Responses of PPC neurons positively modulated by evidence.

A) Population responses of neurons with significant positive modulation by evidence strength aligned to time of stimulus change (same rats as in Figure 1). Traces are normalized by the pre-change firing rates (from stimulus onset to change time) and sorted by change magnitude. Responses are plotted to the median reaction time for each change magnitude. Shading shows SE. N = 92 neurons. B) Population responses for hit trials of the same neurons aligned to the time of hit response. Traces are normalized by the pre-change firing rates and sorted by change magnitude. Shading shows SE. N = 92 neurons. C) Population click-triggered response of the same neurons. Residual z-scored responses aligned to each click are averaged across clicks for all neurons. Only clicks during the pre-change period are included, and neural responses are masked after the change (for hit and miss trials), movement response (for false alarm trials), or end of stimulus (for correct rejection trials). Shading shows SE. N = 92 neurons.

Behavioral and PPC neural responses for early and late stimulus periods.

A) Psychophysical reverse correlation (PRC) for the same rats as Figure 1, calculated as the average local click rate preceding false alarms and sorted by time of the false alarm. The blue trace corresponds to trials in which a false alarm occurred within 1.5 s of the stimulus start, and the red trace corresponds to trials in which a false alarm occurred later than 1.5 s after stimulus start. Horizontal line shows the 20 Hz baseline rate. Error shading shows SE. N = 3992 trials. B) Population click-triggered responses of the positively modulated neurons, sorted by time of the click. The blue trace corresponds to clicks presented within 1.0 s after stimulus start, and the red trace corresponds to clicks presented at least 1.0 s after stimulus start. For both, only clicks during the pre-change period are included, and all neural responses are masked after the change (for hit and miss trials), movement response (for false alarm trials), or end of stimulus (for correct rejection trials). Shading shows SE. N = 92 neurons.
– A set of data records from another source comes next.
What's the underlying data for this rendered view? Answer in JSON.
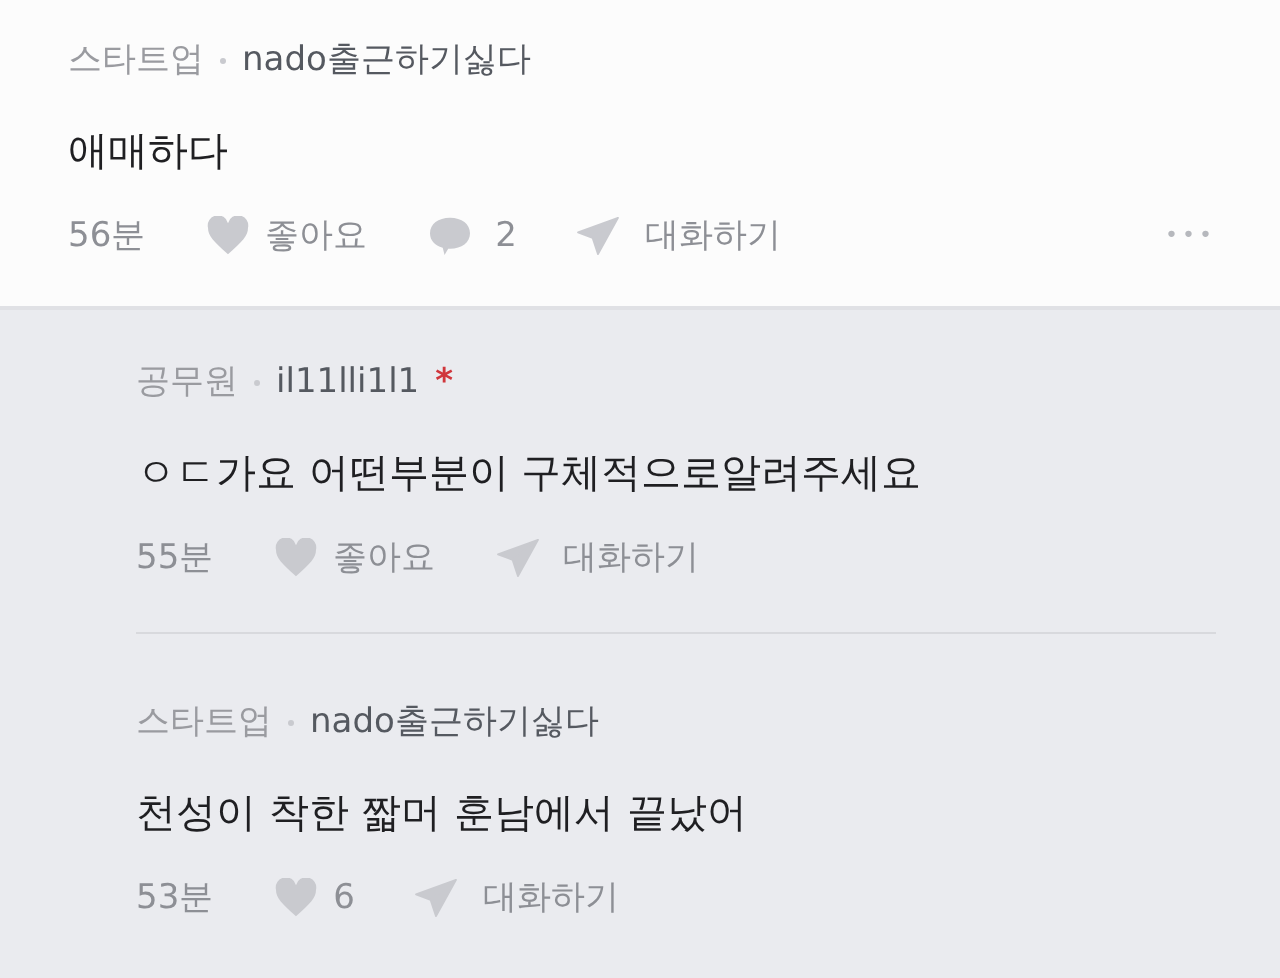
{
  "comment": {
    "category": "스타트업",
    "author": "nado출근하기싫다",
    "body": "애매하다",
    "time": "56분",
    "like_label": "좋아요",
    "comment_count": "2",
    "reply_label": "대화하기",
    "more": "•••"
  },
  "replies": [
    {
      "category": "공무원",
      "author": "il11lli1l1",
      "badge": "*",
      "body": "ㅇㄷ가요 어떤부분이 구체적으로알려주세요",
      "time": "55분",
      "like_label": "좋아요",
      "reply_label": "대화하기"
    },
    {
      "category": "스타트업",
      "author": "nado출근하기싫다",
      "body": "천성이 착한 짧머 훈남에서 끝났어",
      "time": "53분",
      "like_label": "6",
      "reply_label": "대화하기"
    }
  ]
}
C) Click-triggered average (CTA) magnitude for each neuron comparing early clicks (y-axis) versus late clicks (x-axis), defined in the same manner as panel B. Each black point corresponds to one individual neuron. N = 92 neurons. The red point shows the average across neurons with error bars corresponding to the SE.

Responses of PPC neurons negatively modulated by evidence.
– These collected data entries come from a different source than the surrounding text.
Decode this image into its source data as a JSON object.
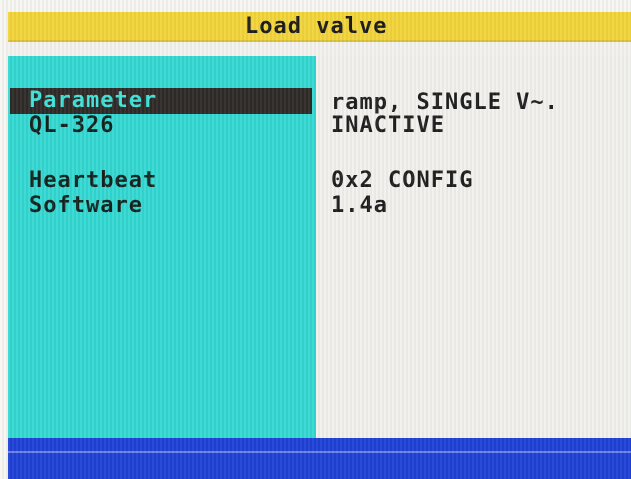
{
  "title": "Load valve",
  "rows": [
    {
      "label": "Parameter",
      "value": "ramp, SINGLE V~."
    },
    {
      "label": "QL-326",
      "value": "INACTIVE"
    },
    {
      "label": "Heartbeat",
      "value": "0x2 CONFIG"
    },
    {
      "label": "Software",
      "value": "1.4a"
    }
  ],
  "selected_row": "Parameter",
  "colors": {
    "title_bar": "#f2d43a",
    "left_panel": "#34d8d1",
    "right_panel": "#f1f0ec",
    "status_bar": "#1f40d6",
    "selection": "#2e2a28"
  }
}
A) Population responses of neurons with significant negative modulation by evidence strength aligned to time of stimulus change (same rats as in Figure 1). Traces are normalized by the pre-change firing rates and sorted by change magnitude. Responses are plotted to the median reaction time for each change magnitude. Shading shows SE. N = 166 neurons. B) Population responses of the same neurons aligned to the time of hit response. Traces are normalized by the pre-change responses and sorted by change magnitude. Shading shows SE. N = 166 neurons. C) Population click-triggered response of the same neurons focusing on “late clicks” at least 1.0 second after stimulus start. Residual normalized responses aligned to each click are averaged across clicks for all neurons. Only clicks during the pre-change period are included, and neural responses are masked after the change (for hit and miss trials), movement response (for false alarm trials), or end of stimulus (for correct rejection trials). Shading shows SE. N = 166 neurons.

Rat behavioral performance following muscimol inactivation of PPC.
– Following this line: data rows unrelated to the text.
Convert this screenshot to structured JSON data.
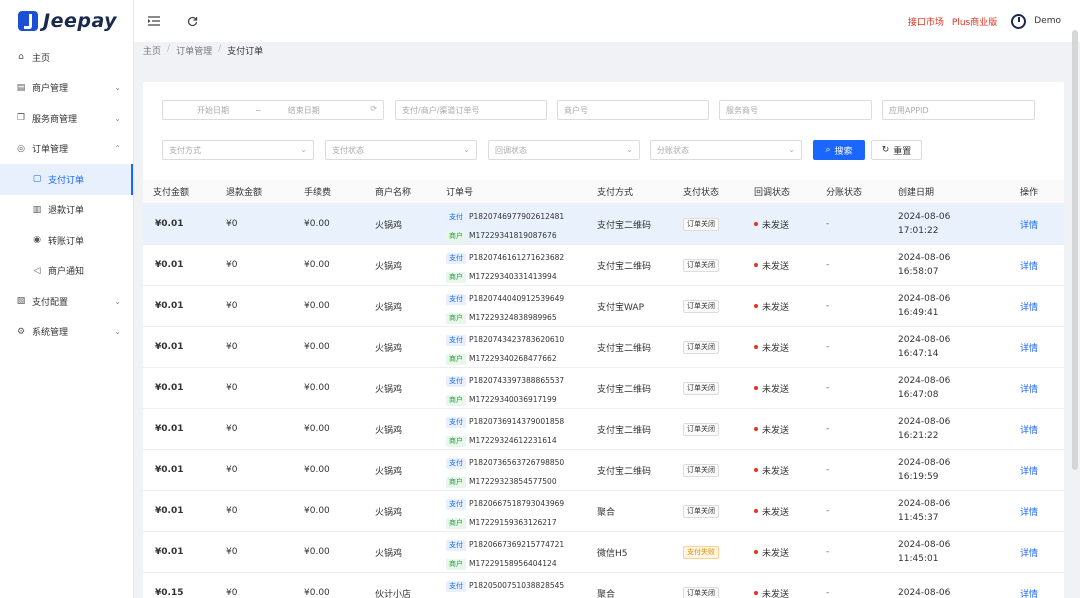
{
  "app": {
    "name": "Jeepay"
  },
  "header": {
    "links": [
      "接口市场",
      "Plus商业版"
    ],
    "user": "Demo"
  },
  "sidebar": {
    "items": [
      {
        "label": "主页",
        "icon": "home-icon",
        "sub": false,
        "arrow": ""
      },
      {
        "label": "商户管理",
        "icon": "store-icon",
        "sub": false,
        "arrow": "⌄"
      },
      {
        "label": "服务商管理",
        "icon": "copy-icon",
        "sub": false,
        "arrow": "⌄"
      },
      {
        "label": "订单管理",
        "icon": "target-icon",
        "sub": false,
        "arrow": "⌃"
      },
      {
        "label": "支付订单",
        "icon": "doc-icon",
        "sub": true,
        "arrow": "",
        "active": true
      },
      {
        "label": "退款订单",
        "icon": "refund-icon",
        "sub": true,
        "arrow": ""
      },
      {
        "label": "转账订单",
        "icon": "transfer-icon",
        "sub": true,
        "arrow": ""
      },
      {
        "label": "商户通知",
        "icon": "notify-icon",
        "sub": true,
        "arrow": ""
      },
      {
        "label": "支付配置",
        "icon": "config-icon",
        "sub": false,
        "arrow": "⌄"
      },
      {
        "label": "系统管理",
        "icon": "gear-icon",
        "sub": false,
        "arrow": "⌄"
      }
    ]
  },
  "breadcrumb": [
    "主页",
    "订单管理",
    "支付订单"
  ],
  "filters": {
    "start_date": "开始日期",
    "date_sep": "~",
    "end_date": "结束日期",
    "order_no": "支付/商户/渠道订单号",
    "mch_no": "商户号",
    "isv_no": "服务商号",
    "app_id": "应用APPID",
    "way_code": "支付方式",
    "state": "支付状态",
    "notify_state": "回调状态",
    "division_state": "分账状态",
    "search_label": "搜索",
    "reset_label": "重置"
  },
  "table": {
    "headers": [
      "支付金额",
      "退款金额",
      "手续费",
      "商户名称",
      "订单号",
      "支付方式",
      "支付状态",
      "回调状态",
      "分账状态",
      "创建日期",
      "操作"
    ],
    "pay_tag": "支付",
    "mch_tag": "商户",
    "op_label": "详情",
    "rows": [
      {
        "amount": "¥0.01",
        "refund": "¥0",
        "fee": "¥0.00",
        "mch_name": "火锅鸡",
        "pay_order": "P1820746977902612481",
        "mch_order": "M17229341819087676",
        "way": "支付宝二维码",
        "state": "订单关闭",
        "state_fail": false,
        "notify": "未发送",
        "division": "-",
        "date": "2024-08-06",
        "time": "17:01:22"
      },
      {
        "amount": "¥0.01",
        "refund": "¥0",
        "fee": "¥0.00",
        "mch_name": "火锅鸡",
        "pay_order": "P1820746161271623682",
        "mch_order": "M17229340331413994",
        "way": "支付宝二维码",
        "state": "订单关闭",
        "state_fail": false,
        "notify": "未发送",
        "division": "-",
        "date": "2024-08-06",
        "time": "16:58:07"
      },
      {
        "amount": "¥0.01",
        "refund": "¥0",
        "fee": "¥0.00",
        "mch_name": "火锅鸡",
        "pay_order": "P1820744040912539649",
        "mch_order": "M17229324838989965",
        "way": "支付宝WAP",
        "state": "订单关闭",
        "state_fail": false,
        "notify": "未发送",
        "division": "-",
        "date": "2024-08-06",
        "time": "16:49:41"
      },
      {
        "amount": "¥0.01",
        "refund": "¥0",
        "fee": "¥0.00",
        "mch_name": "火锅鸡",
        "pay_order": "P1820743423783620610",
        "mch_order": "M17229340268477662",
        "way": "支付宝二维码",
        "state": "订单关闭",
        "state_fail": false,
        "notify": "未发送",
        "division": "-",
        "date": "2024-08-06",
        "time": "16:47:14"
      },
      {
        "amount": "¥0.01",
        "refund": "¥0",
        "fee": "¥0.00",
        "mch_name": "火锅鸡",
        "pay_order": "P1820743397388865537",
        "mch_order": "M17229340036917199",
        "way": "支付宝二维码",
        "state": "订单关闭",
        "state_fail": false,
        "notify": "未发送",
        "division": "-",
        "date": "2024-08-06",
        "time": "16:47:08"
      },
      {
        "amount": "¥0.01",
        "refund": "¥0",
        "fee": "¥0.00",
        "mch_name": "火锅鸡",
        "pay_order": "P1820736914379001858",
        "mch_order": "M17229324612231614",
        "way": "支付宝二维码",
        "state": "订单关闭",
        "state_fail": false,
        "notify": "未发送",
        "division": "-",
        "date": "2024-08-06",
        "time": "16:21:22"
      },
      {
        "amount": "¥0.01",
        "refund": "¥0",
        "fee": "¥0.00",
        "mch_name": "火锅鸡",
        "pay_order": "P1820736563726798850",
        "mch_order": "M17229323854577500",
        "way": "支付宝二维码",
        "state": "订单关闭",
        "state_fail": false,
        "notify": "未发送",
        "division": "-",
        "date": "2024-08-06",
        "time": "16:19:59"
      },
      {
        "amount": "¥0.01",
        "refund": "¥0",
        "fee": "¥0.00",
        "mch_name": "火锅鸡",
        "pay_order": "P1820667518793043969",
        "mch_order": "M17229159363126217",
        "way": "聚合",
        "state": "订单关闭",
        "state_fail": false,
        "notify": "未发送",
        "division": "-",
        "date": "2024-08-06",
        "time": "11:45:37"
      },
      {
        "amount": "¥0.01",
        "refund": "¥0",
        "fee": "¥0.00",
        "mch_name": "火锅鸡",
        "pay_order": "P1820667369215774721",
        "mch_order": "M17229158956404124",
        "way": "微信H5",
        "state": "支付失败",
        "state_fail": true,
        "notify": "未发送",
        "division": "-",
        "date": "2024-08-06",
        "time": "11:45:01"
      },
      {
        "amount": "¥0.15",
        "refund": "¥0",
        "fee": "¥0.00",
        "mch_name": "伙计小店",
        "pay_order": "P1820500751038828545",
        "mch_order": "",
        "way": "聚合",
        "state": "订单关闭",
        "state_fail": false,
        "notify": "未发送",
        "division": "-",
        "date": "2024-08-06",
        "time": ""
      }
    ]
  }
}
A) Hit rates as a function of change magnitudes comparing sessions with PPC infusion of vehicle (black) versus muscimol (magenta). Error bars show SE. B) False alarm rates during task performance following PPC infusion of vehicle (black) and muscimol (magenta). Error bars show SE. C) Correct trial reaction times for vehicle (black) and muscimol (magenta) sessions. D) Psychophysical reverse correlation (PRC) for vehicle (black) and muscimol (magenta) sessions. The horizontal line shows the 20 Hz baseline rate. Arrowheads show estimated start time of the increase in the PRC. Error shading shows SE. N = 3 rats for all panels.